Cisco on Wednesday announced patches for two high-severity vulnerabilities impacting products such as Cisco Email Security Appliance (ESA) and Cisco Secure Email and Web Manager.

Tracked as CVE-2023-20009 (CVSS score of 6.5), Cisco ESA and Secure Email and Web Manager could allow a remote authenticated attacker to gain elevated privileges on the system, caused by improper validation of an uploaded Simple Network Management Protocol (SNMP) configuration file. By uploading a specially-crafted configuration file, an authenticated attacker could exploit this vulnerability to execute arbitrary commands as root.

Secure Email and Web Manager customers are advised to update to AsyncOS versions 12.8.1-021, 13.8.1-108, 14.2.0-224, 14.2.1-020, or 14.3.0-120. ESA customers should update to AsyncOS 12.5.4-041, 13.0.5-007, 13.5.4-038, 14.2.1-020, or 14.3.0-032.
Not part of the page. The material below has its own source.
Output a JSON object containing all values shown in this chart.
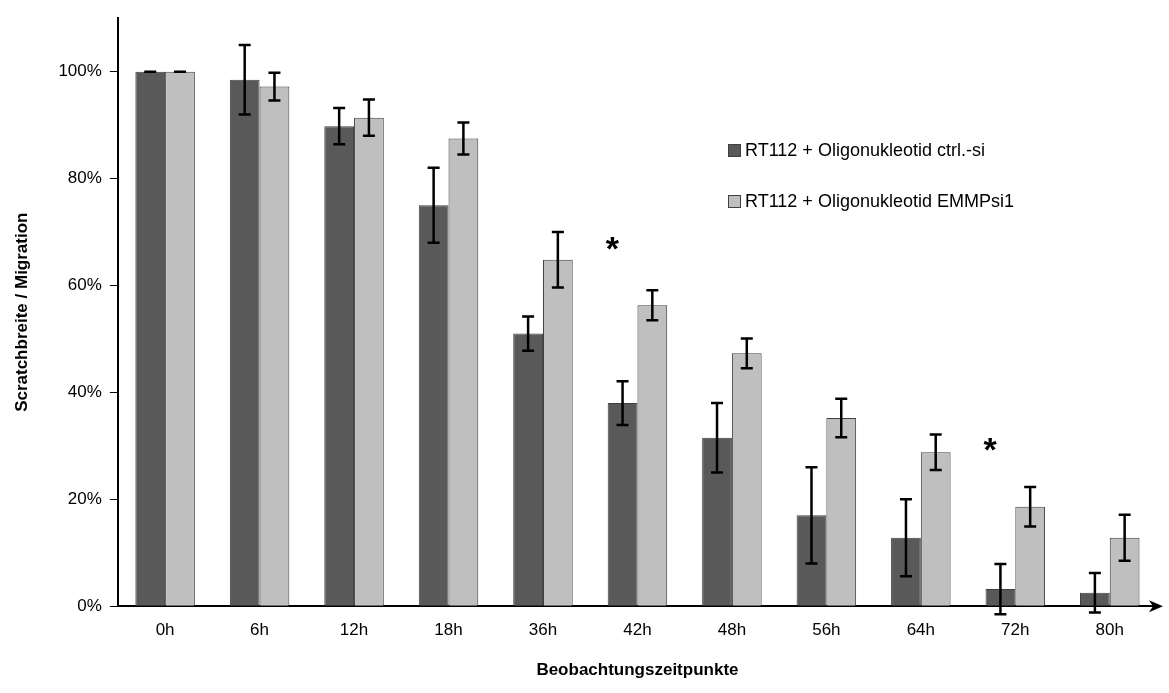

The tech giant also announced patches for a high-severity issue in Cisco Email Security Appliance that could allow a local authenticated attacker to execute arbitrary commands on the system. By sending specially-crafted operating system commands, an attacker could exploit this vulnerability to execute arbitrary commands on the underlying operating system as the CLI process user.

Tracked as CVE-2023-20075 (CVSS score of 6.0), the issue exists because of improper input validation in the CL. For ESA customers, AsyncOS version 12.5.4-041, 13.0.5-007, 13.5.4-038, 14.2.1-020, or 14.3.0-032 addresses the bug.

Cisco says it is not aware of any of these vulnerabilities being exploited in attacks, but proof-of-concept exploits code is available.